Women's Sports and Working Brains
The male American sports watcher is of two minds regarding athletic performance: he enjoys the certainty that during each game, by rote, there will be a homerun, a flashy dunk or three (or twenty), or a kickoff-return for touchdown. But, he also celebrates innovation and craftiness, either in the form of some player or coach who shouldn't be able to survive at the level of competition but does, or in the form of unique systems and strategies for play. Thus, the American male sports fan holds simultaneous, contradictory opinions about what is most desirable in the genre. To be blunt, viewers seem to love LeBron James for his nightly impression of Michael Jordan--whose acrobatics were interesting 20 years ago and have now become commonplace in the NBA to the point that even benchwarmers can replicate them exactly--and yet also can wax rhapsodic about Dean Smith, whose last-ditch effort to make North Carolina competitive in college basketball entailed standing still and holding the ball until the other team literally got tired of guarding the basket and gave up an easy score. By the way, the game most associated with the Four Corners offense ended with a score of 21-20.
Most people will say that, while they admire Smith, they hate slow basketball. They like dunks. This is like saying, "rather than eating a steak, I'd like something fast and mundane, like Buddig pressed ham lunchmeat. Do we have any pressed ham lunchmeat?" There's no skill involved; you just tear open the package and eat the salty byproduct of indifferent production.
But those same people like Bill Belichick because he coaches a cerebral, planned football game. Many people will watch interminable chess matches (but only when men are playing), because they claim to enjoy the strategy, mind-cramping iterations of moves, and so forth. Fans will watch "slow" baseball pitchers and accept that when you throw a pitch is as important as what you throw. Sports enthusiasts will watch European, Asian, African, and South American "versions" of "American" sports and analyze different styles of play without automatically judging them inferior to the US norm. Look at golf, boxing, soccer, hockey, baseball for examples. Now, the fact that the United States has recently been beaten at "its own" games (our grabby sports culture has adopted all athletic pursuits as somehow reflective of us more than others) by people from other countries probably has a lot to do with this willingness to let variant styles of play live alongside the American "right way to play."
Which brings us to American women's sports. Everybody hates them. They aren't welcome on TV, radio, in print, or in public conversation. Women don't dunk. They run slow. The can't hit a baseball 450 feet or throw one 96 mph. Women are not entertaining or fun to watch, you won't learn anything by doing so, and they take up valuable brain cell power we could be using to watch the bajillionth homerun in the Yankees game. Case closed.
Except, if anybody ever actually sat down and watched women's sports, an interesting thing might happen.
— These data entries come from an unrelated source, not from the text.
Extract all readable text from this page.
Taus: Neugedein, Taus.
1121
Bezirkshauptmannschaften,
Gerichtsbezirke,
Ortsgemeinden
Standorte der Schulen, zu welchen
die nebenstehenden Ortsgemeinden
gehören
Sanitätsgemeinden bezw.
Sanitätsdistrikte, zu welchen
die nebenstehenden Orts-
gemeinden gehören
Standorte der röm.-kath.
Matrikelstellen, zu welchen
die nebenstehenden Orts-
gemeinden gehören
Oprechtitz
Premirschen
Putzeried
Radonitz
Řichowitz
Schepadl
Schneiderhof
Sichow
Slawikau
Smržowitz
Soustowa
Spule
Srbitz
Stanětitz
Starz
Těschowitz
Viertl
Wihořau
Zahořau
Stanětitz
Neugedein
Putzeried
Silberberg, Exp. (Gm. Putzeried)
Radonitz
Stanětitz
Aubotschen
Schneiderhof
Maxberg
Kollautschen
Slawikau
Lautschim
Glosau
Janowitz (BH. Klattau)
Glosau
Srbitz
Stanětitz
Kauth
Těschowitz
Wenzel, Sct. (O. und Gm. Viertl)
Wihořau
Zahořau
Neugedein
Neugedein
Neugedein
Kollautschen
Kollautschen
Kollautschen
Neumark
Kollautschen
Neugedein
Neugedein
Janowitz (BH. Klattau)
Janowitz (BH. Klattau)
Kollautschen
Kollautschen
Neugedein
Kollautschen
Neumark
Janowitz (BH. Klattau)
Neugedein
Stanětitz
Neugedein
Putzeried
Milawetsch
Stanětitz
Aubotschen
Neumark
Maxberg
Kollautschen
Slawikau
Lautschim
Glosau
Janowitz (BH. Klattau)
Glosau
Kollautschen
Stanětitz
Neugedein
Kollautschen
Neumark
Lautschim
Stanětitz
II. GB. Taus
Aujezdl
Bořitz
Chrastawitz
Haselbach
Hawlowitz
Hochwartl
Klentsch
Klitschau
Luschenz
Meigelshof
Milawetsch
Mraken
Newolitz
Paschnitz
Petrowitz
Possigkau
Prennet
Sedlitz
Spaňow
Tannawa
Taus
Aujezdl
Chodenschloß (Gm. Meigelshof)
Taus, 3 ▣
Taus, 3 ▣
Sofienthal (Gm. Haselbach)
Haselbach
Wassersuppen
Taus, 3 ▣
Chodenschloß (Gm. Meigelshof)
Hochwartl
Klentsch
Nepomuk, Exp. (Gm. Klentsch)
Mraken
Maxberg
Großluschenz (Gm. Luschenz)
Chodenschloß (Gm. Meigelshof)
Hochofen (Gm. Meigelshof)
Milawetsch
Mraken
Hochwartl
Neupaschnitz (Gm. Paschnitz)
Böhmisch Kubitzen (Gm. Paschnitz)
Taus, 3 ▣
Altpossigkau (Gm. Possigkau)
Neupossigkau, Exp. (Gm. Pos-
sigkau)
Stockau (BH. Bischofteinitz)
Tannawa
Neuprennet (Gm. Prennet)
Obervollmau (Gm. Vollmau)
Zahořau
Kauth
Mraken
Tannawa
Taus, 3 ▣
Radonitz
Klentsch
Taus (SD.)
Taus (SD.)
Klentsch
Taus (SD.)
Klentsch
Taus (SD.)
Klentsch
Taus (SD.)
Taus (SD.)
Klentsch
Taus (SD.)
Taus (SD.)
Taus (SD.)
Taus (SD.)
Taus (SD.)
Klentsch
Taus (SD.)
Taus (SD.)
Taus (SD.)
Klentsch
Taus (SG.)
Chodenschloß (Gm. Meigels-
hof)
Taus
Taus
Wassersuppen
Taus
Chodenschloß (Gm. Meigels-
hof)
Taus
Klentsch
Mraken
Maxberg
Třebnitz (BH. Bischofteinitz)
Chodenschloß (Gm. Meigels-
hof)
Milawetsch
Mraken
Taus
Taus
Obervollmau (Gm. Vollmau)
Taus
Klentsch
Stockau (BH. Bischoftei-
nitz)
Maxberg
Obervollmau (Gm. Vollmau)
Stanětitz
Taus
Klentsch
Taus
That other half of American sports consciousness, the part that is intrigued by cleverness, strategy, and creativity, might wake up and become cognizant of the fact that women's sports aren't like men's sports and that's a good thing. To put it plainly, men's sports in general just aren't that fun to watch. Most of the time, you see the same thing repeated over and over again; when everyone in the NBA can dunk, then perhaps nobody should dunk. 514 major league players out of 1200 hit HR in 2007. Most of those without a HR are relief pitchers. Is there anything less interesting than the longball at this point?
If you ask a man, he'd say yes: women's sports.
I've seen a lot of women's basketball in the last year or so and the thing about it is that everyone's right that it is vastly worse than the men's game--you know, if the measuring stick you're using is a men's game. If you're going to use your brain, though, you'll notice that women's basketball is nothing at all like men's. For one thing, it's played as a game. There are plans of attack, defensive gambits to test the opponent, evolving strategies over the course of the contest. It isn't a highlight reel. It isn't about finding the same open shot each time, or having one dominant inside player. The disparity between top women's teams and lower-tier teams is so great that for a lesser team to compete it has to think its way through the game. When have you ever seen a men's game that wasn't either an evenly-matched war of attrition or a mismatch where each team only played one way throughout?
What you'll realize, if you care to take a chance on women's sports, is that it's a completely different game where the very laws of motion are changed and the game develops over a longer time frame. For a nation of self-styled "intelligent" sports fans, who will sit through a postgame show where morons attempt to dress up the act of tackling to make it look like a fine art, it's a goddamn shame men won't think about women's sports as parallel universes or variations on a theme.
Of course, I guess this could all be misogyny, plain and simple. Silly me?